This is the day the Lord has made. Let us rejoice and be glad in it.
It’s hard to be happy today as I received word yesterday that Carole Lloyd passed away. I spent some time re-reading her Caring Bridge site this morning and came across this verse that Carole posted. She posted it during her difficult journey with brain cancer. The verse shares her and her husband, Neal’s, abiding faith. Even though their journey was very difficult, they still had the faith to share joy.
I got to know Neal and Carole when Neal came to serve First Presbyterian Church in Rochester. I was serving in Plainview at the time. Neal was an excellent colleague who did an excellent job at First Church. Though he is very nice, Neal eschewed “Minnesota Nice.” If I wanted to know the unvarnished truth about a situation I would contact Neal. He always shared it with grace, professionalism, and love.
Through Neal I had the privilege of meeting Carole. I have too many memories of Carole to share in a short blog, but two immediately come to mind. For some reason they both have to do with job applications.
The first came when we at Plainview were hiring a part-time Christian Educator. This was a significant step for our congregation, and we were very committed to hiring the right person. Carole threw her name in the ring as an applicant. Her experience in the Logos program and experience in the church made her far and away the best candidate. I was almost giddy at the prospect of working with her.
Before her interview with the hiring committee she went to the sanctuary to spend some time in prayer. A few days after the interview she called me to share that she was withdrawing from the position. She shared that while she was praying she realized she didn’t want to work as hard as the position required. Her phase of life didn’t match the requirements of the job.
I’ve never been as touched by someone withdrawing from a job. I was disappointed, but moved by Carole’s prayerful and ultimately wise decision.
The second came when I was turned down by a job. I had my heart set on a church and through the interview process had consulted Neal for his sage advice. One Saturday afternoon I received a rejection letter in the mail. I was wounded. I called Neal. He wasn’t there, but Carole was. She listened with tender care and pastoral sensitivity. “It must be hard for you,” she eventually said “because now you have to go back to a place you had left in your heart.”

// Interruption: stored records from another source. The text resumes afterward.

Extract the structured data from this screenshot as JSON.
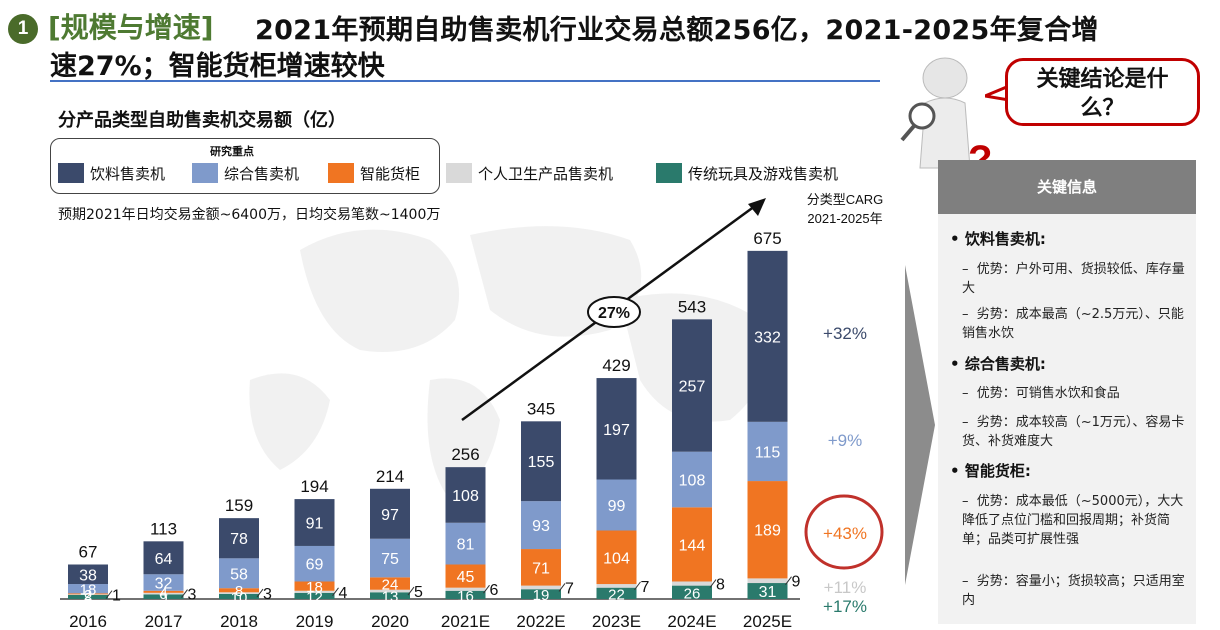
{
  "header": {
    "number": "1",
    "tag": "[规模与增速]",
    "title_line1": "2021年预期自助售卖机行业交易总额256亿，2021-2025年复合增",
    "title_line2": "速27%；智能货柜增速较快"
  },
  "callout": {
    "line1": "关键结论是什",
    "line2": "么？"
  },
  "chart_data": {
    "type": "bar",
    "stacked": true,
    "title": "分产品类型自助售卖机交易额（亿）",
    "legend_caption": "研究重点",
    "subtitle": "预期2021年日均交易金额~6400万，日均交易笔数~1400万",
    "categories": [
      "2016",
      "2017",
      "2018",
      "2019",
      "2020",
      "2021E",
      "2022E",
      "2023E",
      "2024E",
      "2025E"
    ],
    "totals": [
      "67",
      "113",
      "159",
      "194",
      "214",
      "256",
      "345",
      "429",
      "543",
      "675"
    ],
    "series": [
      {
        "name": "传统玩具及游戏售卖机",
        "color": "#2a7a6c",
        "values": [
          8,
          9,
          10,
          12,
          13,
          16,
          19,
          22,
          26,
          31
        ]
      },
      {
        "name": "个人卫生产品售卖机",
        "color": "#d9d9d9",
        "values": [
          1,
          3,
          3,
          4,
          5,
          6,
          7,
          7,
          8,
          9
        ]
      },
      {
        "name": "智能货柜",
        "color": "#f07522",
        "values": [
          2,
          4,
          8,
          18,
          24,
          45,
          71,
          104,
          144,
          189
        ]
      },
      {
        "name": "综合售卖机",
        "color": "#7f9acb",
        "values": [
          18,
          32,
          58,
          69,
          75,
          81,
          93,
          99,
          108,
          115
        ]
      },
      {
        "name": "饮料售卖机",
        "color": "#3b4a6b",
        "values": [
          38,
          64,
          78,
          91,
          97,
          108,
          155,
          197,
          257,
          332
        ]
      }
    ],
    "legend_order": [
      "饮料售卖机",
      "综合售卖机",
      "智能货柜",
      "个人卫生产品售卖机",
      "传统玩具及游戏售卖机"
    ],
    "growth_annotation": "27%",
    "carg_title_line1": "分类型CARG",
    "carg_title_line2": "2021-2025年",
    "carg": [
      {
        "series": "饮料售卖机",
        "value": "+32%",
        "color": "#3b4a6b"
      },
      {
        "series": "综合售卖机",
        "value": "+9%",
        "color": "#7f9acb"
      },
      {
        "series": "智能货柜",
        "value": "+43%",
        "color": "#f07522"
      },
      {
        "series": "个人卫生产品售卖机",
        "value": "+11%",
        "color": "#c8c8c8"
      },
      {
        "series": "传统玩具及游戏售卖机",
        "value": "+17%",
        "color": "#2a7a6c"
      }
    ]
  },
  "panel": {
    "title": "关键信息",
    "sections": [
      {
        "heading": "饮料售卖机:",
        "items": [
          "优势：户外可用、货损较低、库存量大",
          "劣势：成本最高（~2.5万元）、只能销售水饮"
        ]
      },
      {
        "heading": "综合售卖机:",
        "items": [
          "优势：可销售水饮和食品",
          "劣势：成本较高（~1万元）、容易卡货、补货难度大"
        ]
      },
      {
        "heading": "智能货柜:",
        "items": [
          "优势：成本最低（~5000元），大大降低了点位门槛和回报周期；补货简单；品类可扩展性强",
          "劣势：容量小；货损较高；只适用室内"
        ]
      }
    ]
  }
}
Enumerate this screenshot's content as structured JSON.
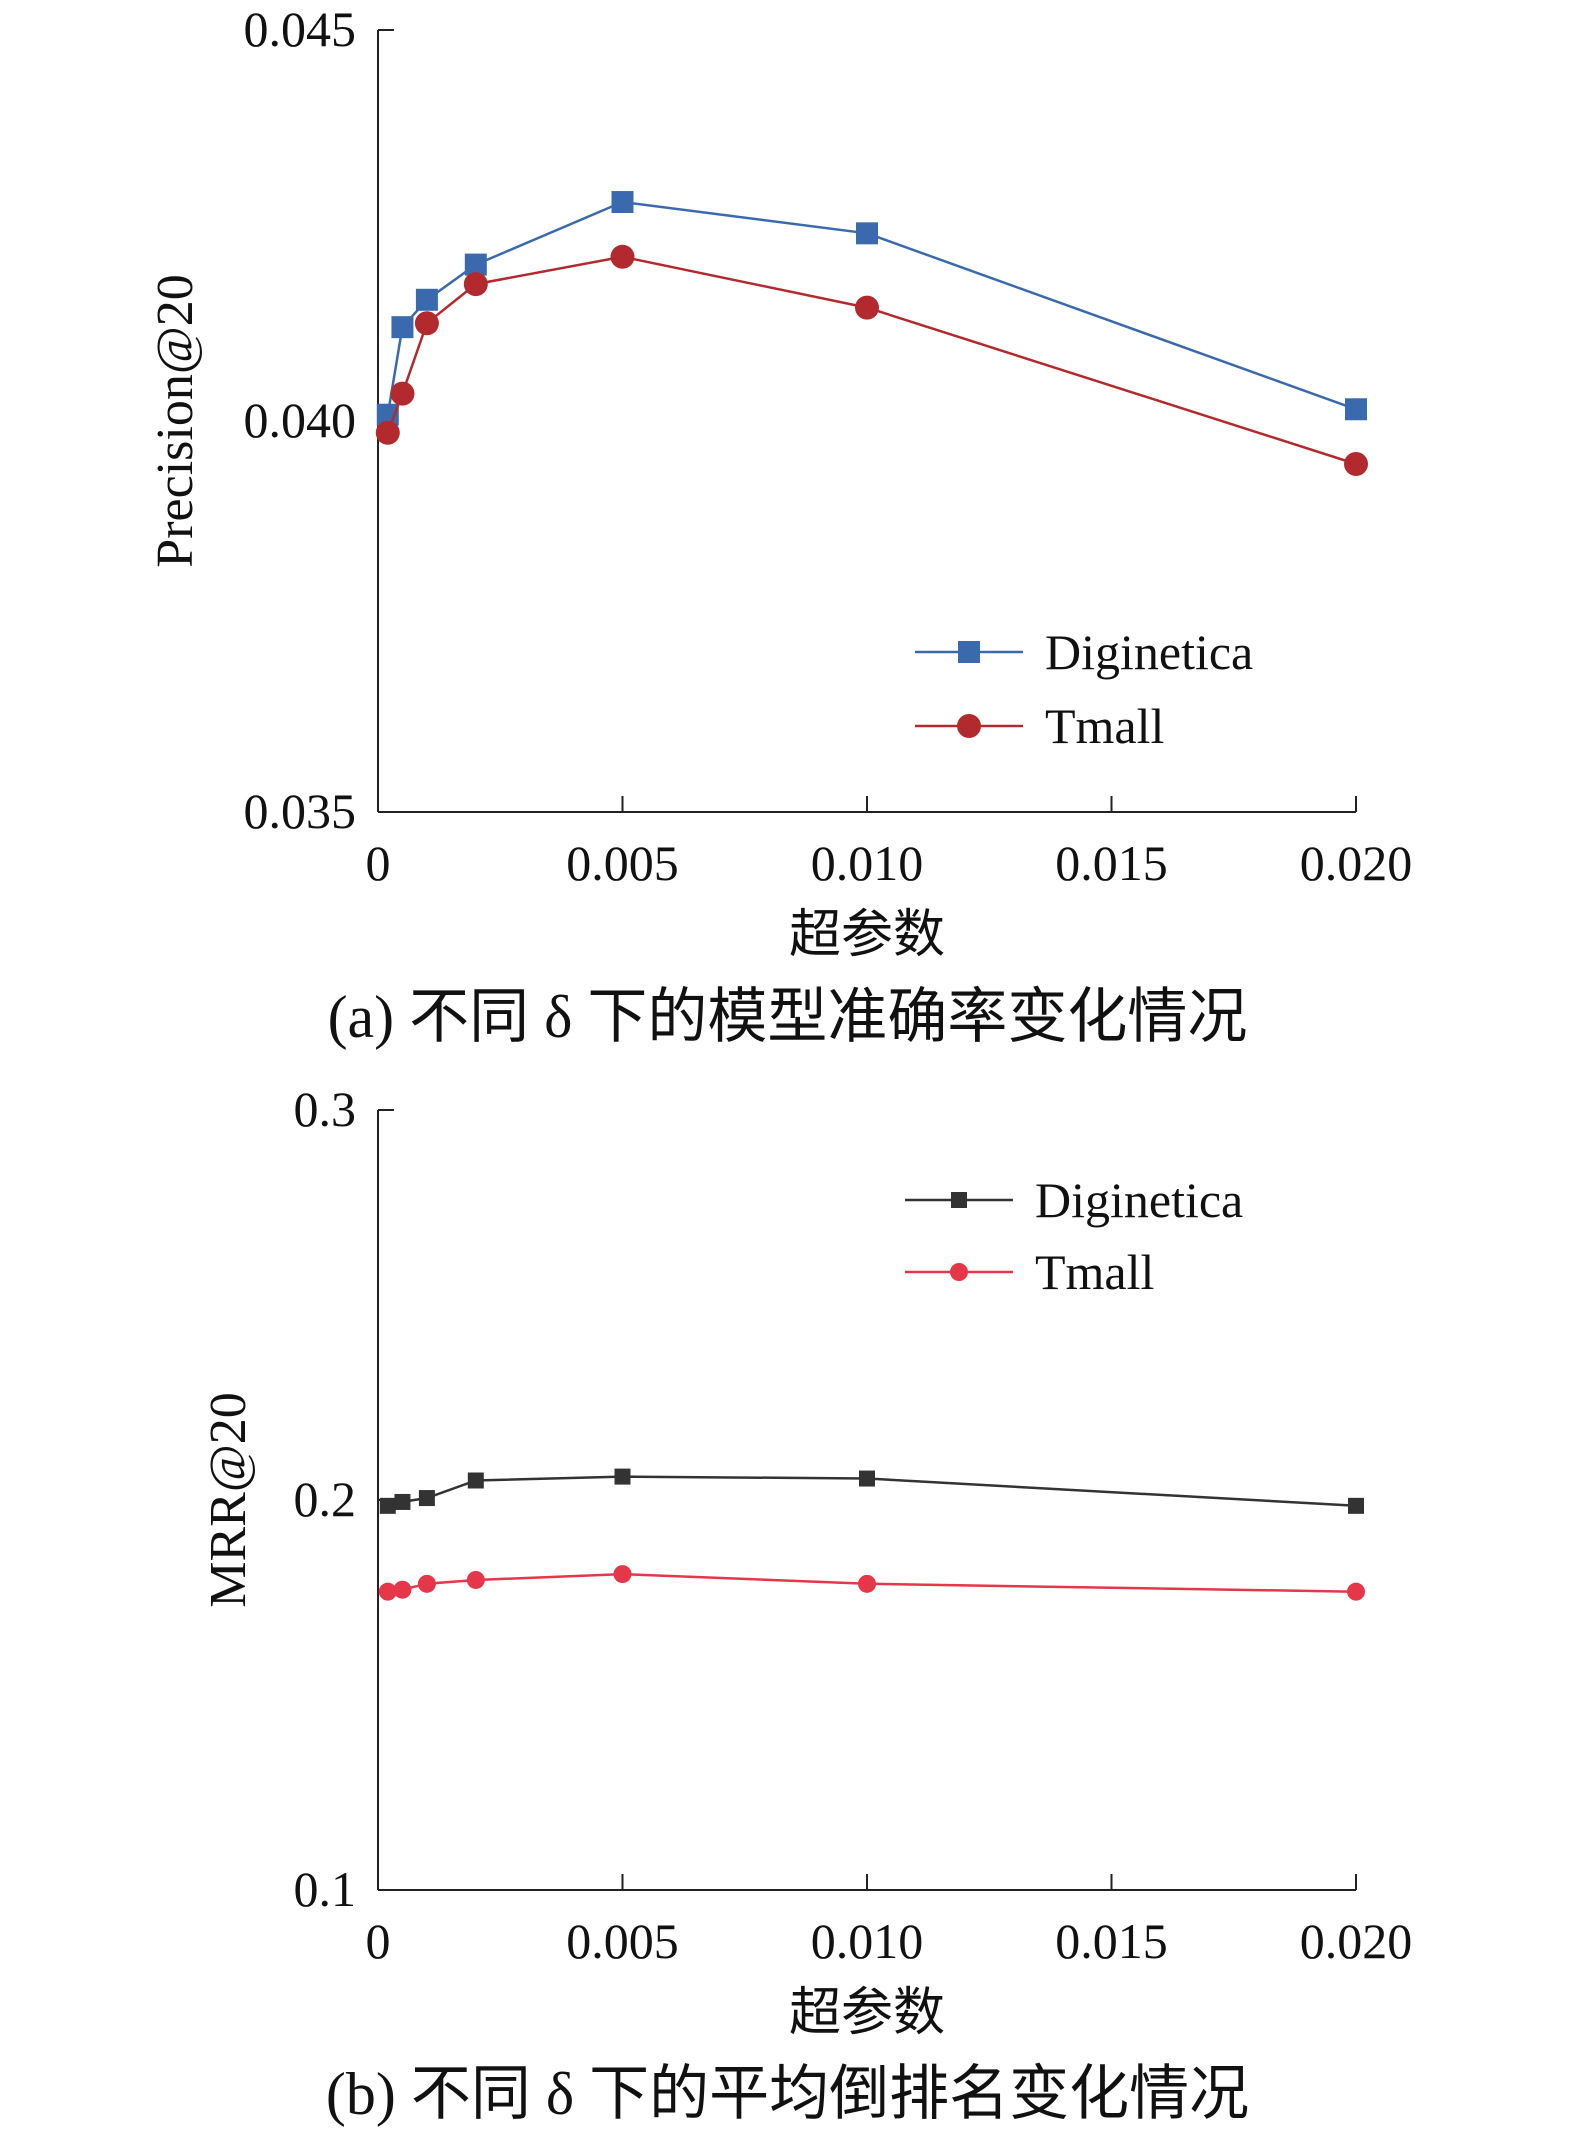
{
  "chart_data": [
    {
      "type": "line",
      "caption": "(a) 不同 δ 下的模型准确率变化情况",
      "xlabel": "超参数",
      "ylabel": "Precision@20",
      "x_ticks": [
        "0",
        "0.005",
        "0.010",
        "0.015",
        "0.020"
      ],
      "y_ticks": [
        "0.035",
        "0.040",
        "0.045"
      ],
      "xlim": [
        0,
        0.02
      ],
      "ylim": [
        0.035,
        0.045
      ],
      "grid": false,
      "legend_position": "lower-right",
      "x": [
        0.0002,
        0.0005,
        0.001,
        0.002,
        0.005,
        0.01,
        0.02
      ],
      "series": [
        {
          "name": "Diginetica",
          "marker": "square",
          "color": "#3a6aad",
          "values": [
            0.04008,
            0.0412,
            0.04155,
            0.042,
            0.0428,
            0.0424,
            0.04015
          ]
        },
        {
          "name": "Tmall",
          "marker": "circle",
          "color": "#b22a2e",
          "values": [
            0.03985,
            0.04035,
            0.04125,
            0.04175,
            0.0421,
            0.04145,
            0.03945
          ]
        }
      ]
    },
    {
      "type": "line",
      "caption": "(b) 不同 δ 下的平均倒排名变化情况",
      "xlabel": "超参数",
      "ylabel": "MRR@20",
      "x_ticks": [
        "0",
        "0.005",
        "0.010",
        "0.015",
        "0.020"
      ],
      "y_ticks": [
        "0.1",
        "0.2",
        "0.3"
      ],
      "xlim": [
        0,
        0.02
      ],
      "ylim": [
        0.1,
        0.3
      ],
      "grid": false,
      "legend_position": "upper-right",
      "x": [
        0.0002,
        0.0005,
        0.001,
        0.002,
        0.005,
        0.01,
        0.02
      ],
      "series": [
        {
          "name": "Diginetica",
          "marker": "square",
          "color": "#333333",
          "values": [
            0.1985,
            0.1995,
            0.2005,
            0.205,
            0.206,
            0.2055,
            0.1985
          ]
        },
        {
          "name": "Tmall",
          "marker": "circle",
          "color": "#e5364a",
          "values": [
            0.1765,
            0.177,
            0.1785,
            0.1795,
            0.181,
            0.1785,
            0.1765
          ]
        }
      ]
    }
  ]
}
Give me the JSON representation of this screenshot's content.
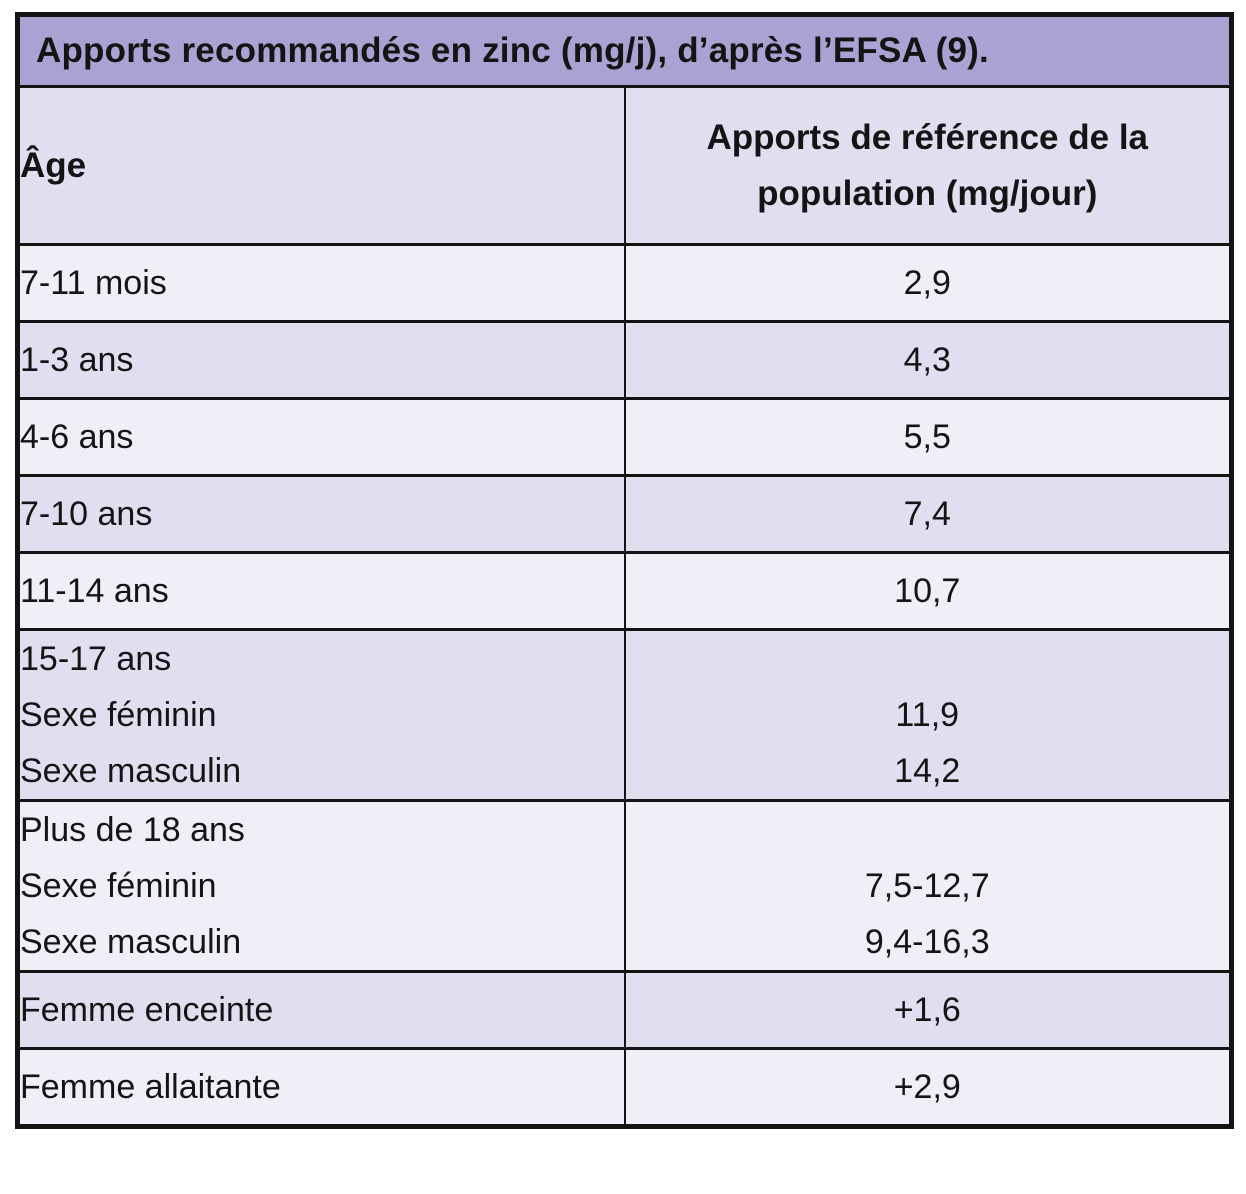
{
  "colors": {
    "title_bg": "#a8a3d2",
    "header_bg": "#e0deef",
    "row_light": "#f0eff8",
    "row_dark": "#e0deef",
    "border": "#141414",
    "text": "#141414"
  },
  "table": {
    "title": "Apports recommandés en zinc (mg/j), d’après l’EFSA (9).",
    "headers": {
      "age": "Âge",
      "reference": "Apports de référence de la population (mg/jour)"
    },
    "rows": [
      {
        "age": [
          "7-11 mois"
        ],
        "values": [
          "2,9"
        ],
        "shade": "light"
      },
      {
        "age": [
          "1-3 ans"
        ],
        "values": [
          "4,3"
        ],
        "shade": "dark"
      },
      {
        "age": [
          "4-6 ans"
        ],
        "values": [
          "5,5"
        ],
        "shade": "light"
      },
      {
        "age": [
          "7-10 ans"
        ],
        "values": [
          "7,4"
        ],
        "shade": "dark"
      },
      {
        "age": [
          "11-14 ans"
        ],
        "values": [
          "10,7"
        ],
        "shade": "light"
      },
      {
        "age": [
          "15-17 ans",
          "Sexe féminin",
          "Sexe masculin"
        ],
        "values": [
          "",
          "11,9",
          "14,2"
        ],
        "shade": "dark"
      },
      {
        "age": [
          "Plus de 18 ans",
          "Sexe féminin",
          "Sexe masculin"
        ],
        "values": [
          "",
          "7,5-12,7",
          "9,4-16,3"
        ],
        "shade": "light"
      },
      {
        "age": [
          "Femme enceinte"
        ],
        "values": [
          "+1,6"
        ],
        "shade": "dark"
      },
      {
        "age": [
          "Femme allaitante"
        ],
        "values": [
          "+2,9"
        ],
        "shade": "light"
      }
    ]
  }
}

Bullseye. Carol had nailed what I was feeling. Ultimately I went back with my heart and experienced some significant accomplishments over the next years. Carole’s words were exactly what I needed to hear at the time. I know that I am not the only one who has received her prescient words
The last time I saw Carole was when she and Neal came to visit Amy, Hannah, and me in our new home in Blaine. We sat on our deck and got caught up. We were all happy to see each other. Neal and Carole were interested in how Amy and Hannah were adjusting to our new surroundings and were interested in our new church. They shared how their life in retirement was.
We parted certain that we would see each other soon. But Carole’s cancer changed that.
Carole’s Caring Bridge site is a remarkable testimony to her faith. Despite the severe physical challenges of her affliction with cancer, she responded with the grace, grit, and joy that ultimately defined her. Those of us who are left are unhappy today, but we know that Carole has left us with joy.